Republican lawmakers are taking another shot at repealing the Affordable Care Act. While it’s a chance for Republicans to follow through on their longtime promise to repeal and replace Obamacare, those who rely on the coverage say the plan would drastically impact their lives.
Opponents of the Graham-Cassidy plan say the cuts are too similar to other proposed bills that have failed and could result in millions of people losing their coverage.
As soon as Anne Morgan Giroux heard about the proposal, she wrote lawmakers a letter about her daughter, Lily.
“I punched this out in about 5 minutes because I was so frustrated and angry about this (and) that we have to fight this again,” she said.
Lily, 22, lives mostly independently, renting an apartment in Madison. She works 35 hours a week at two jobs, something she’s able to do thanks to a job coach. Morgan Giroux explains that a job coach helps Lily find work, provides extra training and helps navigate any unexpected issues.
“She relies on Medicaid (to pay for) her job coach, for her supports in her apartment and for her prescription drugs. If you take that away, you are taking away her life,” Giroux said.
Like her friend, Barbara Katz is worried about what the bill would mean for her 26-year-old son, Ben.
“Ben works four part-time jobs in the community. He owns his own art business,” Katz said. “And he has been disabled since birth. Ben has been on Medicaid since birth.”
Sens. Lindsey Graham (R-SC), Bill Cassidy (R-LA), Ron Johnson (R-WI) and Dean Heller (R-NV) are sponsoring the bill.

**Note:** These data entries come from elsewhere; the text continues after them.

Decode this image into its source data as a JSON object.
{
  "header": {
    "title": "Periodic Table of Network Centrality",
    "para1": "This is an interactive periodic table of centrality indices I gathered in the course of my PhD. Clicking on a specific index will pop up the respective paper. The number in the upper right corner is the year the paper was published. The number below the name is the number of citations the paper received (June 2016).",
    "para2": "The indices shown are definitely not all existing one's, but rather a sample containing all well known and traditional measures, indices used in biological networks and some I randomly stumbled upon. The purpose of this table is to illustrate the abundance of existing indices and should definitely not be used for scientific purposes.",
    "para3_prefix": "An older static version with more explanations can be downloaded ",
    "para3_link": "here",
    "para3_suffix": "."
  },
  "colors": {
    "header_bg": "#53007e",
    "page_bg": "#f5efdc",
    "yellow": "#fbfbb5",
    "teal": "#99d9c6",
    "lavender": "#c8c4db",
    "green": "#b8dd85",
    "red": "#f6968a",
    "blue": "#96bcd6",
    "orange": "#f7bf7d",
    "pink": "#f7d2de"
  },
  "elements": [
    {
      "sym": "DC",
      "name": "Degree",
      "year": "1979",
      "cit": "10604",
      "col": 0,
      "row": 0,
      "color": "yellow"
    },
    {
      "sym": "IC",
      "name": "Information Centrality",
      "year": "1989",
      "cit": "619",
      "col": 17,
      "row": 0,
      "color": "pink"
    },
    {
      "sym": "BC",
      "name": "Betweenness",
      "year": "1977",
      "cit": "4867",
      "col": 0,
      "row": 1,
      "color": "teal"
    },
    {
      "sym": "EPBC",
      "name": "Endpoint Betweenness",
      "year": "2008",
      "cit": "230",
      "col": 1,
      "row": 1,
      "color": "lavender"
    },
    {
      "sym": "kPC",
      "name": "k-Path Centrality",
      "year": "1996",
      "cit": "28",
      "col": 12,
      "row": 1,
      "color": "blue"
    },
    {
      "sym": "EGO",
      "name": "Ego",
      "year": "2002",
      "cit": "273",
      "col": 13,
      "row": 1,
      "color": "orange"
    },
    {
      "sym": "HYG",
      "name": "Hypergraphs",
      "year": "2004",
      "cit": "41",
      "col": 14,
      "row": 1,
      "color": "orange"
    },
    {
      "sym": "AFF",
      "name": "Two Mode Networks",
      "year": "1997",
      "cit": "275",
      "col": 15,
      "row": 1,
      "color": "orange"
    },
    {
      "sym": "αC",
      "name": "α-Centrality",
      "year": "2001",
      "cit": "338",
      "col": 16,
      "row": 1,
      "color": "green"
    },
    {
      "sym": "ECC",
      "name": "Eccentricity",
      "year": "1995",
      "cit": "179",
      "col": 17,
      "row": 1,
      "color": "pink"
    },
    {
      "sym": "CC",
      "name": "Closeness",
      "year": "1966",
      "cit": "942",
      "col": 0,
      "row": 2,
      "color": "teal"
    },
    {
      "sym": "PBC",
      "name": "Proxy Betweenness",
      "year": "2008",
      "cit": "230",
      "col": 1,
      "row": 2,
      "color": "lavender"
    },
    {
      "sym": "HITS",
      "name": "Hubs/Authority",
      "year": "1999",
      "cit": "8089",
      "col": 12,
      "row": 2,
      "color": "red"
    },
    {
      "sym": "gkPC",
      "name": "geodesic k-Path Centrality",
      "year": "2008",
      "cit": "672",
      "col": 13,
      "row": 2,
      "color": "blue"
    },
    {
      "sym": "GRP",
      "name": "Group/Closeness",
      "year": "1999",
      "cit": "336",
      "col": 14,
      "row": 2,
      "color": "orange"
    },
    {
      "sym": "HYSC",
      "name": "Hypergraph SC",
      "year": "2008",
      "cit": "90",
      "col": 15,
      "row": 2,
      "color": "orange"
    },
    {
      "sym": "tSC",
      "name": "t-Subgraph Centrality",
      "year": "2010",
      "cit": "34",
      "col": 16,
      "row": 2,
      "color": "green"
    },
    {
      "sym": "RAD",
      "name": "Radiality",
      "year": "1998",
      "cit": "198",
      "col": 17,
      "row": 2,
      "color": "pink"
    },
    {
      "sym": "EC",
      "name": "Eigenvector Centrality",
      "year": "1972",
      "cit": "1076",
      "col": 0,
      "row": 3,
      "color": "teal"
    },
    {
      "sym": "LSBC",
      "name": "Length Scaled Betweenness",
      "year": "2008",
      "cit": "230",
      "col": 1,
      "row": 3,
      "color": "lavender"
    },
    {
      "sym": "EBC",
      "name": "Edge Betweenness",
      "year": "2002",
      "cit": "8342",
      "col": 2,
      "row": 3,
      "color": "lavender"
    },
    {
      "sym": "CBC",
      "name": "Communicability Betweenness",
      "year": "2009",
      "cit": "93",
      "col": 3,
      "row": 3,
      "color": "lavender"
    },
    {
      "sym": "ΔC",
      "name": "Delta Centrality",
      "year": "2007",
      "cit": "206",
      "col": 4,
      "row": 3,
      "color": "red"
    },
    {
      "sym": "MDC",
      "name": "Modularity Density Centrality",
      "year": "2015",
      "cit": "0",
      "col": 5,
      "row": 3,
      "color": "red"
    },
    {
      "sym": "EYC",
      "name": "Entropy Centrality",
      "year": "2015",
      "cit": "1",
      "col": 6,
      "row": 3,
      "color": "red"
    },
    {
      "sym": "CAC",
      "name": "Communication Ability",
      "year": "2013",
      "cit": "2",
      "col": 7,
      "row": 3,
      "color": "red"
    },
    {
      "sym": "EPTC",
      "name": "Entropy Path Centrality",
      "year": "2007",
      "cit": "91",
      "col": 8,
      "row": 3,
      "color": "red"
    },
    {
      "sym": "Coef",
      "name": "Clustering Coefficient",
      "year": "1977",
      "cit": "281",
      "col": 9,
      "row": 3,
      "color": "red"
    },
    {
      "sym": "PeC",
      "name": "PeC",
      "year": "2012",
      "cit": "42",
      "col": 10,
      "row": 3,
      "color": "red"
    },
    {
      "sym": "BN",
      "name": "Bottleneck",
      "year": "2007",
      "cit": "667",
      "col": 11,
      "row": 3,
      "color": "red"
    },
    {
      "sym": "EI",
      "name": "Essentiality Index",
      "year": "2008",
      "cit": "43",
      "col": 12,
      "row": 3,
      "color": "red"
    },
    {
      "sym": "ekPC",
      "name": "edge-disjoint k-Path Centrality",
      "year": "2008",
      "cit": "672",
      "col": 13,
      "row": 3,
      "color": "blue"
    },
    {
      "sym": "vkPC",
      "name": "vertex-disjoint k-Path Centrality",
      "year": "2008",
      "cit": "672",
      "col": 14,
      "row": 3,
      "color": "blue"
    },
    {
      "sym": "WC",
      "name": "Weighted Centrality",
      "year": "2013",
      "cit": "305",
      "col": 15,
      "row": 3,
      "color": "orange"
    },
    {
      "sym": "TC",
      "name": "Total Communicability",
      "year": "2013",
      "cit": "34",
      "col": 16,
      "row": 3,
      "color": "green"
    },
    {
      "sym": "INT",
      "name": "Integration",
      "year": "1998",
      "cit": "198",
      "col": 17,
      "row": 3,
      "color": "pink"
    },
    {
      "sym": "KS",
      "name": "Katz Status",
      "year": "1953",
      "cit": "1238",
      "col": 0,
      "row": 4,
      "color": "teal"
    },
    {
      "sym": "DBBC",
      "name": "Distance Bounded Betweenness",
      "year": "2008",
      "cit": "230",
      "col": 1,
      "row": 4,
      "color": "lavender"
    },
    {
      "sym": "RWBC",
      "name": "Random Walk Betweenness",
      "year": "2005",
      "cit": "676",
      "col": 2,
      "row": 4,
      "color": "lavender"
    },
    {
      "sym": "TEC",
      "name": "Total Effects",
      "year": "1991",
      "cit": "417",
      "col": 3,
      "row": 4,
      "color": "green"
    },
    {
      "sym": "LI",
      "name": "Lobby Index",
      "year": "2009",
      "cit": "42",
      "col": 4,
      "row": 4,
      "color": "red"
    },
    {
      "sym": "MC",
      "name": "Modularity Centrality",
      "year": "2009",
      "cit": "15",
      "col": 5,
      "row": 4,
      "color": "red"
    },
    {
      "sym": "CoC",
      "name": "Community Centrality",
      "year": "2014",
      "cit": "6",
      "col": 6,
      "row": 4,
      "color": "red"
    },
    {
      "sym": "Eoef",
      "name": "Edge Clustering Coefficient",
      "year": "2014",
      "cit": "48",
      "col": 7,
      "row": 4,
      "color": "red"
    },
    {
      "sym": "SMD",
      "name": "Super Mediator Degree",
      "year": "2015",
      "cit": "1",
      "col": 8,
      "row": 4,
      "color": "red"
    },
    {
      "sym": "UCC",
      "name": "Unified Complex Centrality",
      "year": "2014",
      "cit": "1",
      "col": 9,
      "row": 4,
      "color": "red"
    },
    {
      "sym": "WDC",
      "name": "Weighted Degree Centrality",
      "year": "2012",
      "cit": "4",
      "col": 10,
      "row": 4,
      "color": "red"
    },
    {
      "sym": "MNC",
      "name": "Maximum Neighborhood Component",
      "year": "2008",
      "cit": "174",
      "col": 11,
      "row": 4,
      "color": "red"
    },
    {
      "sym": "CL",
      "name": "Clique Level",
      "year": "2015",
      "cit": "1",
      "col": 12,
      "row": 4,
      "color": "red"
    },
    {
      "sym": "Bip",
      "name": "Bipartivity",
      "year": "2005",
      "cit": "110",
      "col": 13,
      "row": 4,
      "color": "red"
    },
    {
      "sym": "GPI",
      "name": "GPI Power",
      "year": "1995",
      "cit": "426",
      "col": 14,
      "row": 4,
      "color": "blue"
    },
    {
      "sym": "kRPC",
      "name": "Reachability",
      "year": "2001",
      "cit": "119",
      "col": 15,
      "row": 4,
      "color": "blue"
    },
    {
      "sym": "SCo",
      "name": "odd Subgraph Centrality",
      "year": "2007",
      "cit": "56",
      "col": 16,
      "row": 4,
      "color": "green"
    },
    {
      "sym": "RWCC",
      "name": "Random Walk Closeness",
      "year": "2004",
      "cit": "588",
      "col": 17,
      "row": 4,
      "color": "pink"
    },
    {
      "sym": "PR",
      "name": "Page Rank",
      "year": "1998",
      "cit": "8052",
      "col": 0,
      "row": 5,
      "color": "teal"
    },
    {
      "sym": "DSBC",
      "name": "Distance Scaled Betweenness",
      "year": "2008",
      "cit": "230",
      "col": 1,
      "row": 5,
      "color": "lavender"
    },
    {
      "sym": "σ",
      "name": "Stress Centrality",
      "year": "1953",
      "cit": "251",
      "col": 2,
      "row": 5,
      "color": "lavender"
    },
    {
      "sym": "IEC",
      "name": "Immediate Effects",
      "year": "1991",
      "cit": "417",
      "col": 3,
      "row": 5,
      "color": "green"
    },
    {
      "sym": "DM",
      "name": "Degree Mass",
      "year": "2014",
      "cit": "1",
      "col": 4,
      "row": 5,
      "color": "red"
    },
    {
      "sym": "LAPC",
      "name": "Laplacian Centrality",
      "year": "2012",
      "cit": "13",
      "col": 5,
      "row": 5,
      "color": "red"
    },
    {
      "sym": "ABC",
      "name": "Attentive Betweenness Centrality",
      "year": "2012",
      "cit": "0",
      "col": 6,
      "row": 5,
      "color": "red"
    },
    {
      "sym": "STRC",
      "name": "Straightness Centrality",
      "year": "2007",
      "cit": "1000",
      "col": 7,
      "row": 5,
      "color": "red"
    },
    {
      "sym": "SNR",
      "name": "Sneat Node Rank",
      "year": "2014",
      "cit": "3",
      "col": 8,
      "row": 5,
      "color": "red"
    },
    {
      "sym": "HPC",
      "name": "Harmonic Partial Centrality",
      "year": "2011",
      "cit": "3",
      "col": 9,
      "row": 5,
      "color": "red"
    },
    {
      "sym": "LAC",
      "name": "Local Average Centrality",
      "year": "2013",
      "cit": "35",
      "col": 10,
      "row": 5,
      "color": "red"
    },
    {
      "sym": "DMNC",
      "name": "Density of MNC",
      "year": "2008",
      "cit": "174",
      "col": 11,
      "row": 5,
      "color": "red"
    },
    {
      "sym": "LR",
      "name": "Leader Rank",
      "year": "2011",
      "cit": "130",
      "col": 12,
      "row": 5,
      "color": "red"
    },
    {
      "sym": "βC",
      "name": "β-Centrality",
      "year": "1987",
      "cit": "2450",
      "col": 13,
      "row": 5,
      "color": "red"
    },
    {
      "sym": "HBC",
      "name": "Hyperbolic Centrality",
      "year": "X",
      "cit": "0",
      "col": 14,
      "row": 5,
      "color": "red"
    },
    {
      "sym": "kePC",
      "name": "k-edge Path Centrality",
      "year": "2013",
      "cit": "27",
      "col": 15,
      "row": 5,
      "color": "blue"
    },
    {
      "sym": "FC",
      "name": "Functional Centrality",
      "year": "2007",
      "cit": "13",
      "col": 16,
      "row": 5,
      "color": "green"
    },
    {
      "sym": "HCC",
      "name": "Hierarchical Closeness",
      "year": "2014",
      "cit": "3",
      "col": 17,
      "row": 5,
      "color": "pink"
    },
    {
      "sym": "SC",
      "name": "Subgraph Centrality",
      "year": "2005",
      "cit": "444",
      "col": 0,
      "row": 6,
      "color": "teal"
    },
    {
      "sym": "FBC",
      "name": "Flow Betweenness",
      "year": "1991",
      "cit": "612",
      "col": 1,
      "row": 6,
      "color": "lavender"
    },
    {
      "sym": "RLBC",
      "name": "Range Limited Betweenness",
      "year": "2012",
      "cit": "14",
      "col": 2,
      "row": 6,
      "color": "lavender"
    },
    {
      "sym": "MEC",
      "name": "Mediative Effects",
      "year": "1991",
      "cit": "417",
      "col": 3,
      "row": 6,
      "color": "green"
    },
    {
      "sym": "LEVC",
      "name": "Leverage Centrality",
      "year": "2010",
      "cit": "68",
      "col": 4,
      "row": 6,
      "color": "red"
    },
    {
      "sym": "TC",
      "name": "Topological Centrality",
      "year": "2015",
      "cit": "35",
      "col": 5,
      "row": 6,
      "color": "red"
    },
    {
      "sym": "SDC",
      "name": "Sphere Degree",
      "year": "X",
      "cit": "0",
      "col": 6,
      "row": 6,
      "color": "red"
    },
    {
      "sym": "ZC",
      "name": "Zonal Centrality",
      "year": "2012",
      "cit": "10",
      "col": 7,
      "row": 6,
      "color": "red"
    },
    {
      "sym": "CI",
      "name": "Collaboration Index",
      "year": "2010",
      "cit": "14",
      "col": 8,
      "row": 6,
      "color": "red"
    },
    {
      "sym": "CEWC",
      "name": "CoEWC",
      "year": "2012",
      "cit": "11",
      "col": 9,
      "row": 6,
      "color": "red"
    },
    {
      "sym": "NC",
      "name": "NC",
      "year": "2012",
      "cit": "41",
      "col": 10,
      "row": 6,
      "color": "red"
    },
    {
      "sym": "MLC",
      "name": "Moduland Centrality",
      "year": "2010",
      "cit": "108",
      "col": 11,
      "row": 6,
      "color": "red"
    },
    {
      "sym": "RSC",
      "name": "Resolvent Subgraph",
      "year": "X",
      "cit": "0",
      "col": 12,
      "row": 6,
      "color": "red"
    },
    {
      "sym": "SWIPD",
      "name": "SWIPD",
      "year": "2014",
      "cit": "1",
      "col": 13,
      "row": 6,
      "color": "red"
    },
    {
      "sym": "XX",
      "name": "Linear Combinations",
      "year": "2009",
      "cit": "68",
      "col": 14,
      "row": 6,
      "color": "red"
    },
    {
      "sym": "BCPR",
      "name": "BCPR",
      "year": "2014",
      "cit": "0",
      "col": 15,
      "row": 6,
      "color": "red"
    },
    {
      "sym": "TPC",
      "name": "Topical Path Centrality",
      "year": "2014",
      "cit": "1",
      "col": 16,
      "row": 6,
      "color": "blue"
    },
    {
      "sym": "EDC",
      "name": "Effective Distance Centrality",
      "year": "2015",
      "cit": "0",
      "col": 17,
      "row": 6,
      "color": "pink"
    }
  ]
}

Graham and Cassidy say rather than trying to run health care from Washington, they’re giving governors more power. They say in a nutshell, the bill takes Obamacare money and gives it to the states, meaning states can reinstate Obamacare mandates, repair them or replace them altogether.
But opponents of the bill argue it’s too similar to previous failed bills. It eliminates Medicaid expansion, reallocating that money to states into block grants. For some states, that means less money than they’re receiving now from the federal government for Medicaid programs.
“For kids like Ben and Lily, if Medicaid didn’t pay for these things that are called home- and community-based services, then I know Ben would be in an institution,” Katz said.
The Senate only has until Sept. 30 to pass the Graham-Cassidy plan with a simple majority of 50 votes. In her letter, Morgan Giroux is asking them to slow down for Lily and Ben’s sake.